So he's an orange belt in Judo and a white belt in BJJ?

If you 're saying there's a big difference between a 6 month white belt and a 3 week white belt then I agree.
 
It's always good to fight someone bigger, heavier and more experienced than you, just because I find that getting taken apart helps motivate me to train harder than ever.
 
Waxwingslain said:
So he's an orange belt in Judo and a white belt in BJJ?

If you 're saying there's a big difference between a 6 month white belt and a 3 week white belt then I agree.

We do Judo, BJJ, Muay Thai, No-Gi grappling and MMA. We use a Judo belt progression, and on Gi days we do equal amounts of Judo and BJJ. In BJJ, he would probably be pretty close to Blue Belt.
 
b0b said:
We do Judo, BJJ, Muay Thai, No-Gi grappling and MMA. We use a Judo belt progression, and on Gi days we do equal amounts of Judo and BJJ. In BJJ, he would probably be pretty close to Blue Belt.

If he's been going 6 months, he's probably not blue belt level yet, but if you guys get enough mat time doing BJJ and Judo, I bet his posture and weight distribution is great, and compliments the number of sweeps and subs he knows well. Very dangerous combo.

In my school now, there's such a range of talent in each level, it's crazy. We've got a span of a couple of years in each belt, and whether it's white, blue, or purple, there's a huge, noticeable difference between the guys that have had it for varying times (and then there's the guys that have had the blue for a long time and will likely never get purple for whatever reason).

It's really interesting.
 
6 months grappling does not equal blue belt... unless you have a pretty big judo/wrestling background from before..
 
I was just being general about the whole 6 months thing, don't get out of shape guys. I don't know how much experience this guy had. I was just pointing out that most of the guys that have been there 3-6 months or so can't run a clinic on me like this guy did.
 
b0b said:
I was just being general about the whole 6 months thing, don't get out of shape guys.

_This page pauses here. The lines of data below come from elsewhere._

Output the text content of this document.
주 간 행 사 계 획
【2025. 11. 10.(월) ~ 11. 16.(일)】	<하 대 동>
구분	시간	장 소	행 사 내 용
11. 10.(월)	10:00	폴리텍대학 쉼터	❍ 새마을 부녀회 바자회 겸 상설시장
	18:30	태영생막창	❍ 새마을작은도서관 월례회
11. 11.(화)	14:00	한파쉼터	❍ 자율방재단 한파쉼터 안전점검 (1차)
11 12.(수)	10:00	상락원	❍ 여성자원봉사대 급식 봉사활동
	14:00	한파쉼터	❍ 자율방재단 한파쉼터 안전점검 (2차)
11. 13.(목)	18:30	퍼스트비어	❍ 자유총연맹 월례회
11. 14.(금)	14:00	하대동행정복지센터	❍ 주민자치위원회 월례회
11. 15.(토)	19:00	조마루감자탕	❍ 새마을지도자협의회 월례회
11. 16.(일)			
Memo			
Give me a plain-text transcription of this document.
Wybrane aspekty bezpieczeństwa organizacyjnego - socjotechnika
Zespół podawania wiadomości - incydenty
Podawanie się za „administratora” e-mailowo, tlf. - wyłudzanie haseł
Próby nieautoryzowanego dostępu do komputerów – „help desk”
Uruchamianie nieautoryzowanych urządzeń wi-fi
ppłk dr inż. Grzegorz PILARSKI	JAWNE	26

I don't know how much experience this guy had. I was just pointing out that most of the guys that have been there 3-6 months or so can't run a clinic on me like this guy did.

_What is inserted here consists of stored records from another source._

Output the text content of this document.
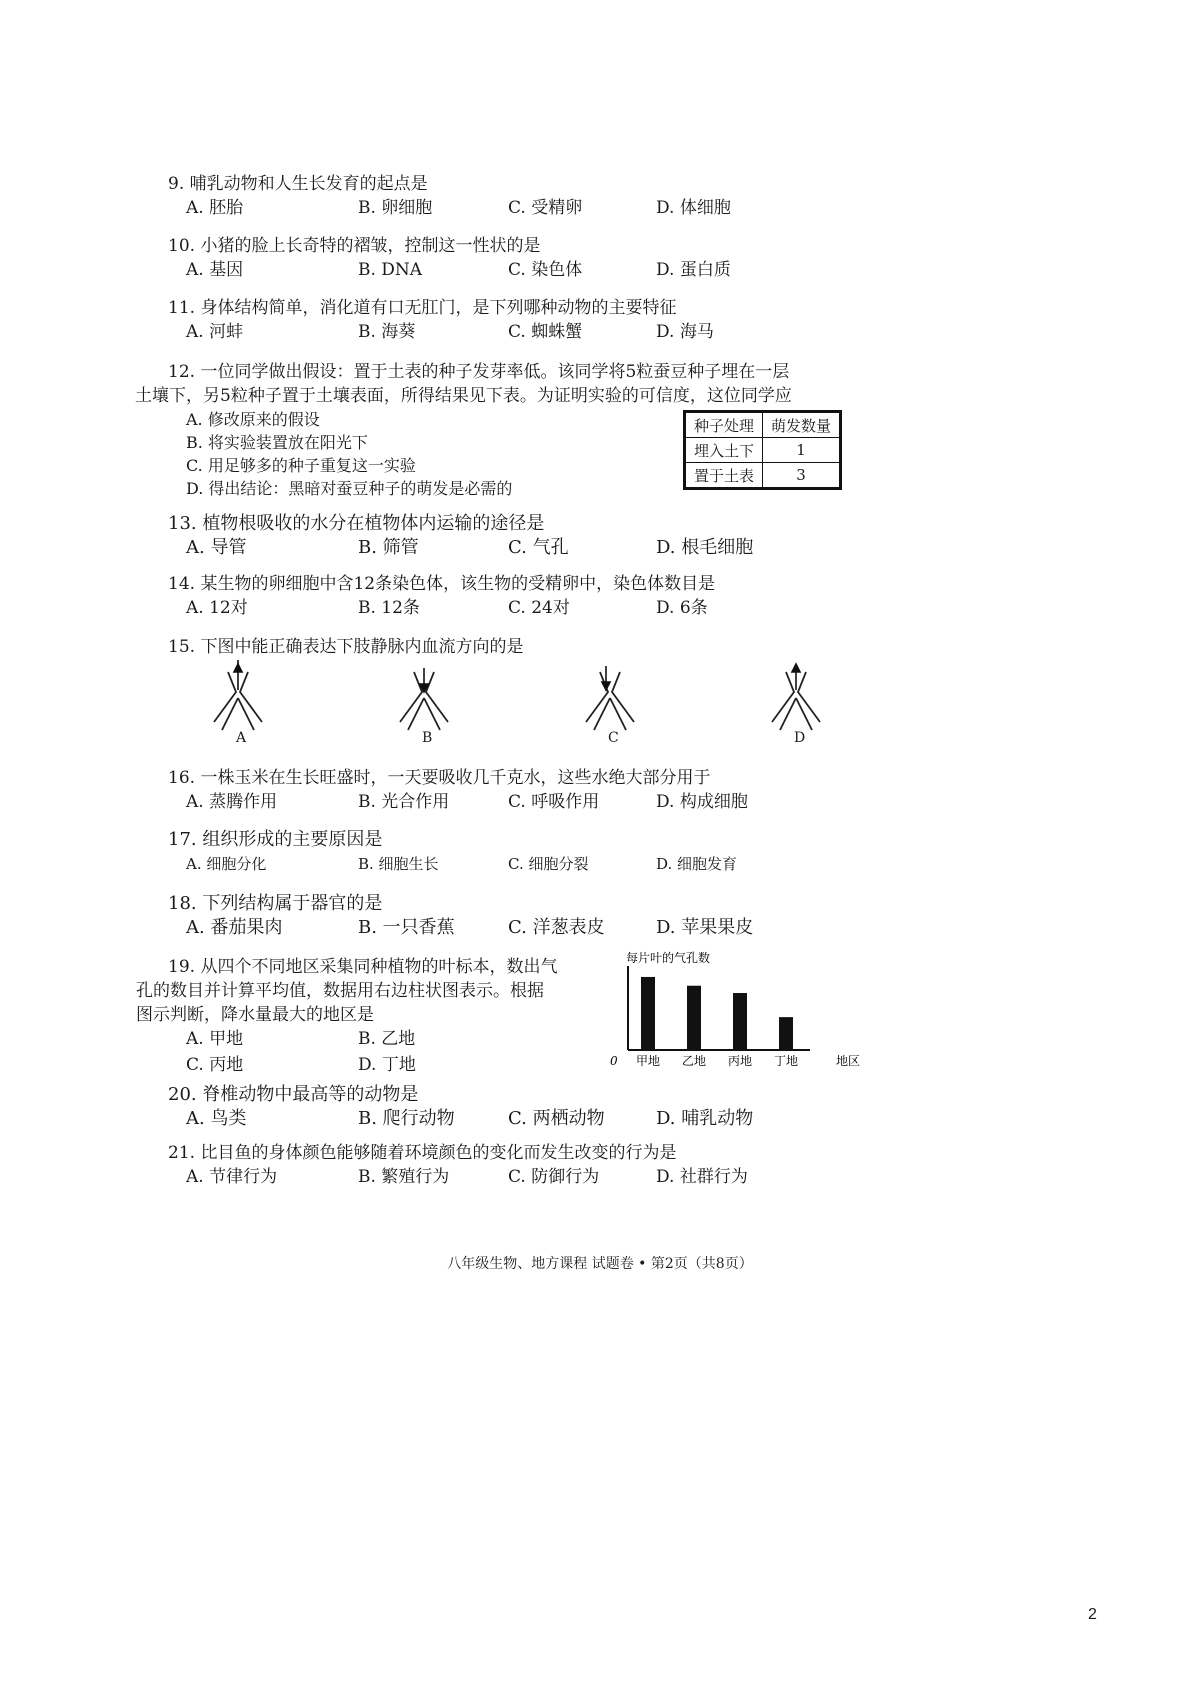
9. 哺乳动物和人生长发育的起点是
A. 胚胎	B. 卵细胞	C. 受精卵	D. 体细胞
10. 小猪的脸上长奇特的褶皱，控制这一性状的是
A. 基因	B. DNA	C. 染色体	D. 蛋白质
11. 身体结构简单，消化道有口无肛门，是下列哪种动物的主要特征
A. 河蚌	B. 海葵	C. 蜘蛛蟹	D. 海马
12. 一位同学做出假设：置于土表的种子发芽率低。该同学将5粒蚕豆种子埋在一层
土壤下，另5粒种子置于土壤表面，所得结果见下表。为证明实验的可信度，这位同学应
A. 修改原来的假设
B. 将实验装置放在阳光下
C. 用足够多的种子重复这一实验
D. 得出结论：黑暗对蚕豆种子的萌发是必需的
种子处理	萌发数量
埋入土下	1
置于土表	3
13. 植物根吸收的水分在植物体内运输的途径是
A. 导管	B. 筛管	C. 气孔	D. 根毛细胞
14. 某生物的卵细胞中含12条染色体，该生物的受精卵中，染色体数目是
A. 12对	B. 12条	C. 24对	D. 6条
15. 下图中能正确表达下肢静脉内血流方向的是
A	B	C	D
16. 一株玉米在生长旺盛时，一天要吸收几千克水，这些水绝大部分用于
A. 蒸腾作用	B. 光合作用	C. 呼吸作用	D. 构成细胞
17. 组织形成的主要原因是
A. 细胞分化	B. 细胞生长	C. 细胞分裂	D. 细胞发育
18. 下列结构属于器官的是
A. 番茄果肉	B. 一只香蕉	C. 洋葱表皮	D. 苹果果皮
19. 从四个不同地区采集同种植物的叶标本，数出气
孔的数目并计算平均值，数据用右边柱状图表示。根据
图示判断，降水量最大的地区是
A. 甲地	B. 乙地
C. 丙地	D. 丁地
每片叶的气孔数
0	地区
甲地 乙地 丙地 丁地
20. 脊椎动物中最高等的动物是
A. 鸟类	B. 爬行动物	C. 两栖动物	D. 哺乳动物
21. 比目鱼的身体颜色能够随着环境颜色的变化而发生改变的行为是
A. 节律行为	B. 繁殖行为	C. 防御行为	D. 社群行为
八年级生物、地方课程 试题卷 • 第2页（共8页）
2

We were just correcting you because you said he was an orange belt in Judo but "would probably be a blue belt". Orange is the third belt in most Judo schools, and is roughly equivalent to six months training, whereas a BJJ blue belt usually signifies about 2 years of experience, or a prior lengthy background in some other grappling art.

Just keeping you honest to yourself. I know that when I started at my mixed club, we were just using Judo ranks, and when I became a green belt, I figured I was equivalent to a purple because of the rank structure and comments like that one. I'm STILL not equivalent to a good purple, and it's been a couple years (albeit with a few injuries). You don't even have a month of mat time under your belt yet, most of the white belts at a decent school should be toying with you like you're a ball of yarn.
 
stephensharp said:
We were just correcting you because you said he was an orange belt in Judo but "would probably be a blue belt". Orange is the third belt in most Judo schools, and is roughly equivalent to six months training, whereas a BJJ blue belt usually signifies about 2 years of experience, or a prior lengthy background in some other grappling art.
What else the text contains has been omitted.